We now can express the integral as a sum of complex logarithms: \begin{align} \int{\frac{A}{D}}{dx} &= \sum_{t|R(t) = 0}t\log\left(\gcd\left(D, A-t\frac{d}{dx}D\right)\right)\\ &= \sum_{t|R(t) = 0}t\log\left(-1+\left(\frac{3}{2}+\frac{11}{2}t\right)x+x^2\right) \\ &= \frac{i}{\sqrt{11}}\log\left(-1+\left(\frac{3}{2}+\frac{\sqrt{11}}{2}i\right)x+x^2\right)-\frac{i}{\sqrt{11}}\log\left(-1+\left(\frac{3}{2}-\frac{\sqrt{11}}{2}i\right)x+x^2\right) \end{align} Note that the GCD inside the logs was taken over $\mathbb{Q}(t_1)[x]$, rather than just over $\mathbb{Q}[x]$.

Having expressed the integral as a sum of logarithms, the only thing that we have to do, is to convert them to inverse tangents.
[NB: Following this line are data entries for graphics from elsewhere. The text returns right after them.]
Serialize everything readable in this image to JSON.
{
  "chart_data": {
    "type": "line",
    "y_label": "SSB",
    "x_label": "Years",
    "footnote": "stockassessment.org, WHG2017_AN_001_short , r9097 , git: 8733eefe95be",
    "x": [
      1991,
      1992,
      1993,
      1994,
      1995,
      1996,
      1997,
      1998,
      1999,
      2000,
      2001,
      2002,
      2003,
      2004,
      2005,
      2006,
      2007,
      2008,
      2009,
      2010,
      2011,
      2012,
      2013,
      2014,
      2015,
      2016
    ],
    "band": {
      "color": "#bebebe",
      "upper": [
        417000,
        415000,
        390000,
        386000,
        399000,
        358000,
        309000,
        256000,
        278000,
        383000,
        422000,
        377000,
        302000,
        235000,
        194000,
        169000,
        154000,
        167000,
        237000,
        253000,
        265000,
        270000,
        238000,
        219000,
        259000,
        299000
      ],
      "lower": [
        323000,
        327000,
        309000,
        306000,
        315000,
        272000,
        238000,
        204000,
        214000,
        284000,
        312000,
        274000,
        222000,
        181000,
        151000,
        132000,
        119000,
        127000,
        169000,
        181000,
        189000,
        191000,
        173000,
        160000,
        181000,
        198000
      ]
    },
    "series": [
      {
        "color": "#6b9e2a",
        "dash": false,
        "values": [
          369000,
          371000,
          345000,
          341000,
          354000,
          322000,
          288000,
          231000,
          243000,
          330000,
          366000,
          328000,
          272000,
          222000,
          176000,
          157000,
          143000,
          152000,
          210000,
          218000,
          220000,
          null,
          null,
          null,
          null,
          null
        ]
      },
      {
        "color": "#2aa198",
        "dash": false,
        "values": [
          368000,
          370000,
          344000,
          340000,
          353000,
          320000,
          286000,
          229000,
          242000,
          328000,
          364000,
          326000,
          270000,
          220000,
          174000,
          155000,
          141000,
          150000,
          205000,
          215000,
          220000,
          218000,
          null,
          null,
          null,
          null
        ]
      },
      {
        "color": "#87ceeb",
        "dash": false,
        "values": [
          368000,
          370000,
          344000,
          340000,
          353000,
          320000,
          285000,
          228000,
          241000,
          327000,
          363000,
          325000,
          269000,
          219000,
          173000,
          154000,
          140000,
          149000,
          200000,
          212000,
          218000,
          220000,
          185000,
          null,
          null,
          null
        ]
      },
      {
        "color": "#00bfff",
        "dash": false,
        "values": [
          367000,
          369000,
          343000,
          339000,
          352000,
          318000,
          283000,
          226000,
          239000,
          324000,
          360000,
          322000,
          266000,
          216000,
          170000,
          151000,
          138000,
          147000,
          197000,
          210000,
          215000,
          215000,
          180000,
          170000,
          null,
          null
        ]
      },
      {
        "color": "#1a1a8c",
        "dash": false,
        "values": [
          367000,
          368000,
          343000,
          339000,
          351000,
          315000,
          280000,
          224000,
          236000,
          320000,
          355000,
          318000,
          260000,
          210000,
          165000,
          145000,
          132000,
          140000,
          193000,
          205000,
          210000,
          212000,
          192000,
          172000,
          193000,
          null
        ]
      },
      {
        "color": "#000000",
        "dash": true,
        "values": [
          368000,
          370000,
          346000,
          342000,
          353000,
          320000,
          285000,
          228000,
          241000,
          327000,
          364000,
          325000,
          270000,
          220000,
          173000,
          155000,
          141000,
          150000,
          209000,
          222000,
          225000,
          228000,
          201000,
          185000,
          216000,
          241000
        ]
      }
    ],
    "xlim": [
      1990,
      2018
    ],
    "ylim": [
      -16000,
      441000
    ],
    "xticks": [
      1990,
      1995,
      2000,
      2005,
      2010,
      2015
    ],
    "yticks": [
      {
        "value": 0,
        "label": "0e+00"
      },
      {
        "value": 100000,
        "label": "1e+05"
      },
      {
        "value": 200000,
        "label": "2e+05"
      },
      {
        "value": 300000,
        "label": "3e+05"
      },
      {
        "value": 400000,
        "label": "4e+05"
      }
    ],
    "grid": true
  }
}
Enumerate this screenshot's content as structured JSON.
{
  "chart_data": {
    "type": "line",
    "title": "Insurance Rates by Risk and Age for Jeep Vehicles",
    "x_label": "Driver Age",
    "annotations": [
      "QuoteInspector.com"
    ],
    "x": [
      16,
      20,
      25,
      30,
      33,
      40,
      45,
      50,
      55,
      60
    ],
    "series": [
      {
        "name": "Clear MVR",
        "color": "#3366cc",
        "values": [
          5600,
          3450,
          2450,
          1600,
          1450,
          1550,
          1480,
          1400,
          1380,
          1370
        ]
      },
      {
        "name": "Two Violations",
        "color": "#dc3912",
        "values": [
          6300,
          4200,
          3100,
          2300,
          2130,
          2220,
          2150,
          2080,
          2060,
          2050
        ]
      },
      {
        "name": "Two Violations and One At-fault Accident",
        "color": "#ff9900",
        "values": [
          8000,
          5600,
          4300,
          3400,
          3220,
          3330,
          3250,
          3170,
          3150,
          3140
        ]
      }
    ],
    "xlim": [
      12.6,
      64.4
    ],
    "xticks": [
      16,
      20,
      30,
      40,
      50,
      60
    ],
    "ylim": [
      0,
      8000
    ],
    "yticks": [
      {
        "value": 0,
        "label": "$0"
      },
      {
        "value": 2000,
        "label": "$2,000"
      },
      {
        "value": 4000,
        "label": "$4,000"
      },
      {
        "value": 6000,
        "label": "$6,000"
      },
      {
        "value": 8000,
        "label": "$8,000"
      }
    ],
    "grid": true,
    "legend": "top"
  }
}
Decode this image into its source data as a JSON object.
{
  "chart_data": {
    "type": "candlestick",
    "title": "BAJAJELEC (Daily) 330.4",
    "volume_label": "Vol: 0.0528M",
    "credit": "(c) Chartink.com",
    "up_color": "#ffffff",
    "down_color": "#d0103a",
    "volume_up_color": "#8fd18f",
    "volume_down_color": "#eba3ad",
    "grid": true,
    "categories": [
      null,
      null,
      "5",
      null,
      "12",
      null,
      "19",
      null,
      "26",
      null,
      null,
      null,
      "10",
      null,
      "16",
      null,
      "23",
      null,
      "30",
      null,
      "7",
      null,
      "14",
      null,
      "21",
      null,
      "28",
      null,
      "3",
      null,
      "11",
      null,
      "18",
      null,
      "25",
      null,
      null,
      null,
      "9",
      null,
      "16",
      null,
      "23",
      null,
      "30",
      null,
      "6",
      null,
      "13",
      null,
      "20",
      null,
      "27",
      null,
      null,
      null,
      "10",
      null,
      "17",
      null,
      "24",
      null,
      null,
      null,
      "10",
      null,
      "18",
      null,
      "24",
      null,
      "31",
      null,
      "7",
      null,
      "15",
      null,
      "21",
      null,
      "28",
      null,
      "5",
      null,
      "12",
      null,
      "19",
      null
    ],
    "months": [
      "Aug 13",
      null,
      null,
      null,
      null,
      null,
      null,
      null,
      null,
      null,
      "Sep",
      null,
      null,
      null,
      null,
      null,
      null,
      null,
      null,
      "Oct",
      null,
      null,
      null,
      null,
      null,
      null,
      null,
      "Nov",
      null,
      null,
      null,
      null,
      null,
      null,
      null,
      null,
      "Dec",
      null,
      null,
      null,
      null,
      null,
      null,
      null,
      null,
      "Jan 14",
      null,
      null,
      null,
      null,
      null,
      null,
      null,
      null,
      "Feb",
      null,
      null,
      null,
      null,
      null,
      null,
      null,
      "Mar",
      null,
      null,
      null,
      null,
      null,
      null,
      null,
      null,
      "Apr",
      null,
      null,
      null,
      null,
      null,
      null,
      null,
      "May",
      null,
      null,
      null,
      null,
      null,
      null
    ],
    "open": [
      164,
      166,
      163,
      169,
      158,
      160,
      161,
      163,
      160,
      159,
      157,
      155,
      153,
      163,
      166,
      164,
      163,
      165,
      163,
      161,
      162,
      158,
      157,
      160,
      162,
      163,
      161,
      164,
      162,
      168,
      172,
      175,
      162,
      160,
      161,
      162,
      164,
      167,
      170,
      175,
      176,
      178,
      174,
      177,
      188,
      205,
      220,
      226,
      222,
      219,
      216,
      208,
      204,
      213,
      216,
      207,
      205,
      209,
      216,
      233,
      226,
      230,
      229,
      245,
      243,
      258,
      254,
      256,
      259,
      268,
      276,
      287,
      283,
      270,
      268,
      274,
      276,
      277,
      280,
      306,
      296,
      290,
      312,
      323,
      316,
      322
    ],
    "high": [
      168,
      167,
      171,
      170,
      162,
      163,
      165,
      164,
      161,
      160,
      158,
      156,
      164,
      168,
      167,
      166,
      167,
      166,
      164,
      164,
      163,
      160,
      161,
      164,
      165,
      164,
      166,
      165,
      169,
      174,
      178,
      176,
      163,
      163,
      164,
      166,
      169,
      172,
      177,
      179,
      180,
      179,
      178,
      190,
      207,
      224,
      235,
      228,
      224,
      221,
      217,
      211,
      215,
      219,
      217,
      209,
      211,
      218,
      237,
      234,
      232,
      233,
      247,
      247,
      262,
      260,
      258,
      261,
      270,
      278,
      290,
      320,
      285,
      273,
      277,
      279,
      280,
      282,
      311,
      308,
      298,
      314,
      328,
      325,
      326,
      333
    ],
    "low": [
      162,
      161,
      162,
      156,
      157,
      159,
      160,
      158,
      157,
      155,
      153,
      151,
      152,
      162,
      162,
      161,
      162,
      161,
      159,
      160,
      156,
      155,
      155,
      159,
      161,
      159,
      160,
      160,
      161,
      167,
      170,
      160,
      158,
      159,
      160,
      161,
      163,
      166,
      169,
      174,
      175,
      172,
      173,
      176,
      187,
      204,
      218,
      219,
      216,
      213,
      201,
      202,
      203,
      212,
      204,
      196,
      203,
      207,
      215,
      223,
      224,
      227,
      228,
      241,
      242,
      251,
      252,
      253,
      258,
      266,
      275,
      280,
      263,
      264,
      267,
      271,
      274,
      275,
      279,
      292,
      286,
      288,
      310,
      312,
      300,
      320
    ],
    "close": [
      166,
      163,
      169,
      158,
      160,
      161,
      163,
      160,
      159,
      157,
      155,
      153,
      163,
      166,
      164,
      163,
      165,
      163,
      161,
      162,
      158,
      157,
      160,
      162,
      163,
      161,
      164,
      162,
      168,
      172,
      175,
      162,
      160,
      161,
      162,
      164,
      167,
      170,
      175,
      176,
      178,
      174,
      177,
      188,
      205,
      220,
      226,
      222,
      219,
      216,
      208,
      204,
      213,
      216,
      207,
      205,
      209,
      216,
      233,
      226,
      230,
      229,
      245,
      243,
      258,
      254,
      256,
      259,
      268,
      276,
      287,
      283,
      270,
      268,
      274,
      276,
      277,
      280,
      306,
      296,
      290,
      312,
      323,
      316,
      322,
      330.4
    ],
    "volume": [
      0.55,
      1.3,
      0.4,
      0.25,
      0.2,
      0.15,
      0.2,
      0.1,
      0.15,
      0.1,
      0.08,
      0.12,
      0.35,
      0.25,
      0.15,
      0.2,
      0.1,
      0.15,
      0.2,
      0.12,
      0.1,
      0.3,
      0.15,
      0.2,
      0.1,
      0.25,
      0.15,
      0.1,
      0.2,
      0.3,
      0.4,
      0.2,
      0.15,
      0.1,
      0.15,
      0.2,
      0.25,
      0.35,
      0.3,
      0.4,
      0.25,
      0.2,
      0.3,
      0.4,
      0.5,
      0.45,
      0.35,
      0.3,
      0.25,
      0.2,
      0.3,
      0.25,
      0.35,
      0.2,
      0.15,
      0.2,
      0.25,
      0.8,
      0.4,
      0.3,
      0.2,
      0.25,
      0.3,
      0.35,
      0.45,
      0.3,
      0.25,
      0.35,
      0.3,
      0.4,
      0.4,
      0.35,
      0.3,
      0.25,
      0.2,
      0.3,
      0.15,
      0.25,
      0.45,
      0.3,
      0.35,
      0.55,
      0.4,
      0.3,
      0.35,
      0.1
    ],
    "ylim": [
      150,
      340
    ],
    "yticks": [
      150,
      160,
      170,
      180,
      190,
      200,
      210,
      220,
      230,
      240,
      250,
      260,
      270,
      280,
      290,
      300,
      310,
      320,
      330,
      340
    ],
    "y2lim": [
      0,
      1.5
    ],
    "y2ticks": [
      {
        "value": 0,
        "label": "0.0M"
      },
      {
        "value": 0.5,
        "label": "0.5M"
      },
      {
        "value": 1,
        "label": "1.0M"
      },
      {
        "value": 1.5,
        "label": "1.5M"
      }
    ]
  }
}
For this, there also exist algorithms.

See for this "Symbolic Integration I: Transcendental Functions" by Manuel Bronstein.

Answer 5

Writing the polynomial $x^4+3x^3+3x^2-3x+1$ as a product of two polynomials of degree two, i.e,. $$x^4+3x^3+3x^2-3x+1= (x^2+Ax+B)(x^2+Cx+D)$$, then we will get 4 equations $A+C=3,B+D+AC=3,AD+BC=-3,BD=1$, using wolframalpha.com to solve this eqs. we get

Thus, $$\int{\frac{1+x^2}{x^4+3x^3+3x^2-3x+1}dx}=\int{\frac{1+x^2}{(x^2+Ax+B)(x^2+Cx+D)}dx}$$

Using partial fraction, we get $$\frac{1+x^2}{(x^2+Ax+B)(x^2+Cx+D)}=\frac{Px+Q}{x^2+Ax+B}+\frac{Tx+S}{x^2+Cx+D}$$

Solving for $P,Q,T$ and $S$ ...etc

Therefore,

$$\int{\frac{1+x^2}{(x^2+Ax+B)(x^2+Cx+D)}dx}=\int{\frac{Px+Q}{x^2+Ax+B}dx}+\int{\frac{Tx+S}{x^2+Cx+D}dx}=\text{constant}_1 \ln|x^2+Ax+B|+\text{constant}_2 \ln|x^2+Cx+D|+ CONSTANT$$

Answer 6

Please note that you have: $\int\frac{1+x^2}{x^4+3x^3+3x^2-3x+1}dx$, which on dividing numerator and denominator by $x^2$ becomes:

$\int\frac{1+1/x^2}{(x^2+1/x^2)+3+3(x-1/x)}dx$=$\int\frac{1+1/x^2}{(x-1/x)^2+5+3(x-1/x)}dx$

Now put x-1/x =t so that (1+1/$x^2$)dx=dt and thus you get:

$\int\frac{1}{t^2+5+3t}dt$;which can be rearranged to get:$\int\frac{1}{t^2+5+3t}dt$=$\int\frac{1}{(t+3/2)^2+11/4}dt$=(2/$\sqrt11$)arctan[(t+3/2)2/$\sqrt11$]+c=

(2/$\sqrt11$)arctan[(x-1/x+3/2)2/$\sqrt11$]+c;where c is integration constant.

PS:x>$0$ or x<$0$,only for these x , above solution is valid.At,x=$0$,arctan[(x-1/x+3/2)2/$\sqrt11$]becomes discontinuous so Fundamental theorem doesn't hold.